Aquellos maravillosos ochenta

  • Con motivo de la exposición 'Kippenberger miró a Picasso', el MPM organiza un seminario para analizar, a través de los testimonios de sus protagonistas, qué sucedió en aquella década de efervescencia cultural

Fue una década de efervescencia cultural en el que imperaba "la alegría de vivir". Con la nueva democracia de los años ochenta en España, en general, y en Andalucía y Málaga, en particular, se produjo una apertura significativa hacia el extranjero. El arte español estaba "de moda" y la demanda de éste llegó a ser significativa, tanto en el territorio nacional como en el internacional. Se inició una renovación plástica. "La nueva sociedad surgida de la Transición demandaba otro arte, y este era la pintura figurativa y ello fue lo que se produjo en los 80", explicó ayer Pedro Pizarro, gestor cultural y coordinador del seminario Éxitos y fracasos de la pintura en los años ochenta que acoge desde hoy el auditorio del Museo Picasso de Málaga con motivo de la exposición Kippenberger miró a Picasso que permanecerá abierta al público hasta el próximo 29 de mayo.

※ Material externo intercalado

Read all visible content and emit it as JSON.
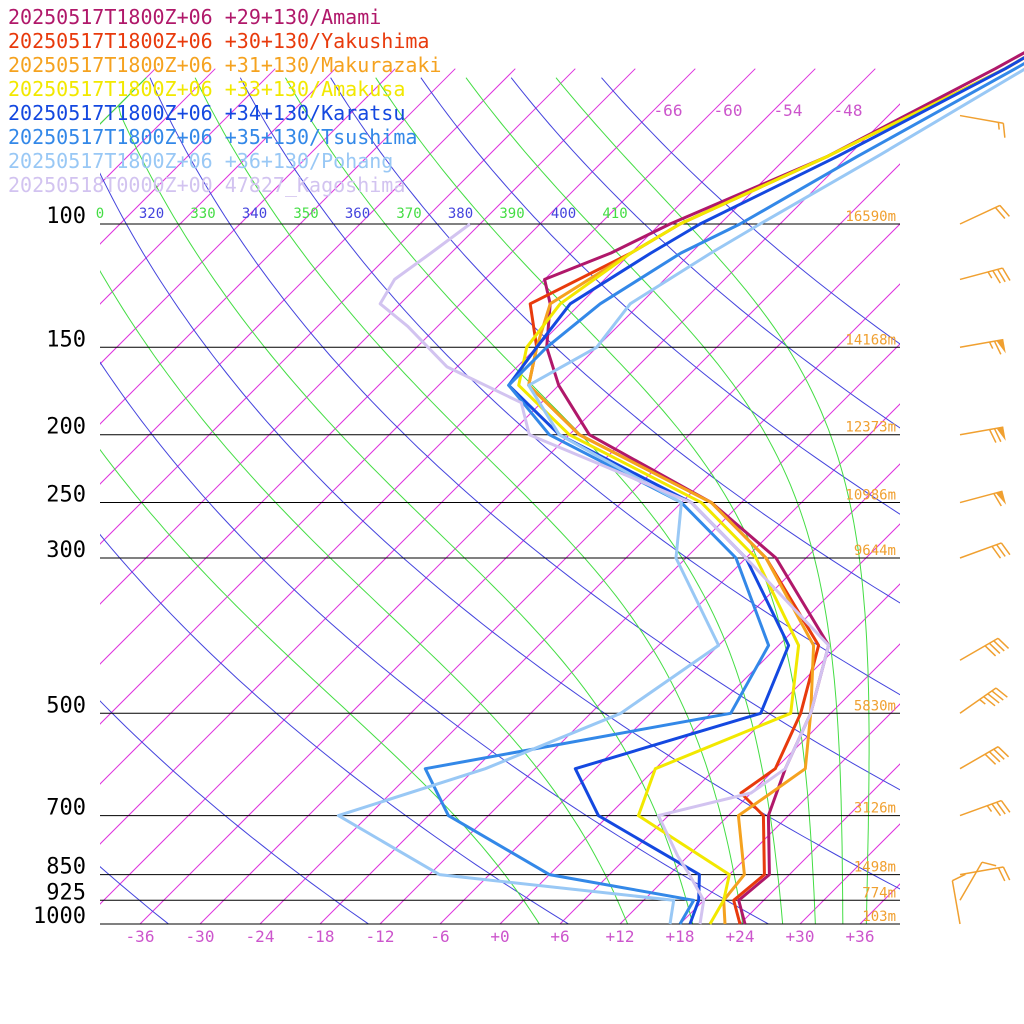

Bajo el título de Una mirada desde la teoría, los críticos de arte que participarán mañana en la primera sesión del seminario aportarán su particular visión de lo que significó la pintura en nuestro país en la artísticamente agitada década de los ochenta. Los críticos de arte y comisariados de exposiciones Manel Clot, Fernando Huici, Ángel Luis Pérez Villén y Kevin Power analizarán desde la perspectiva de la actualidad las consecuencias que lo acontecido hace treinta años ha tenido en el arte de hoy.

La próxima sesión, titulada El papel de los mediadores, se celebrará el 4 de mayo y contarán con la participación de los galeristas y agentes culturales Juana de Aizpuru -recientemente nombrada Hija Predilecta de Andalucía-, Pepe Cobo, Norberto Dotor y Tecla Lumbreras. El seminario concluirá el próximo 11 de mayo con el coloquio El estado de la cuestión desde Andalucía en la que debatirán los artistas y creadores Chema Cobo, Curro González, Guillermo Paneque e Ignacio Tovar.

Estos últimos artistas que participarán en el seminario, fueron, entre otros como Federico Guzmán o Victoria Gil, algunos de los malagueños que protagonizaron aquella época de esplendor cultural de la que a día de hoy, tres décadas después, surge la pregunta: ¿de qué manera aquella situación ha cambiado el modo de entender la pintura? El "entusiasmo" y la "ilusión" fueron dos de las características que, a juicio del director del MPM José Lebrero y la artista Tecla Lumbrera, formaron parte del éxito del arte en la década de los ochenta. "Málaga tuvo muchas conexiones con Madrid. Eran muchos los artistas malagueños los que exhibían sus trabajos en las galerías madrileñas, en un época en la que la cultura no estaba profesionalizada", señaló Lumbreras.

Pero de aquella época de esplendor en la que se construyeron museos, se crearon publicaciones y se iniciaron colecciones "poco se conoce hoy en día". Por ello, este seminario se convierte en "una reivindicación desde la palabra" de aquella época, señala Pizarro que asevera en ha creído "interesante informar y formar a la ciudadanía en estos acontecimientos y se conozca así la importancia del arte en esos años". Pero cabría preguntarse el por qué del fracaso de aquella década de efervescencia cultura. Tecla Lumbreras considera que "el arte se puso de moda y que como toda moda dura una temporada y en este caso se prolongó durante una década". Para Pizarro se ha perdido en parte aquel entusiasmo e ilusión que caracterizaban a "unos jóvenes" artistas. "Los tiempos han cambiado mucho en referencia a los creadores y la difusión", afirma. Galeristas, críticos de arte y artistas intentará dilucidar qué ocurrió en aquella década en la que se impulsó la visibilidad de lo español y de lo malagueño fuera de nuestras fronteras pero que hoy en día apenas hay memoria de aquella efervescencia cultural y de sus autores.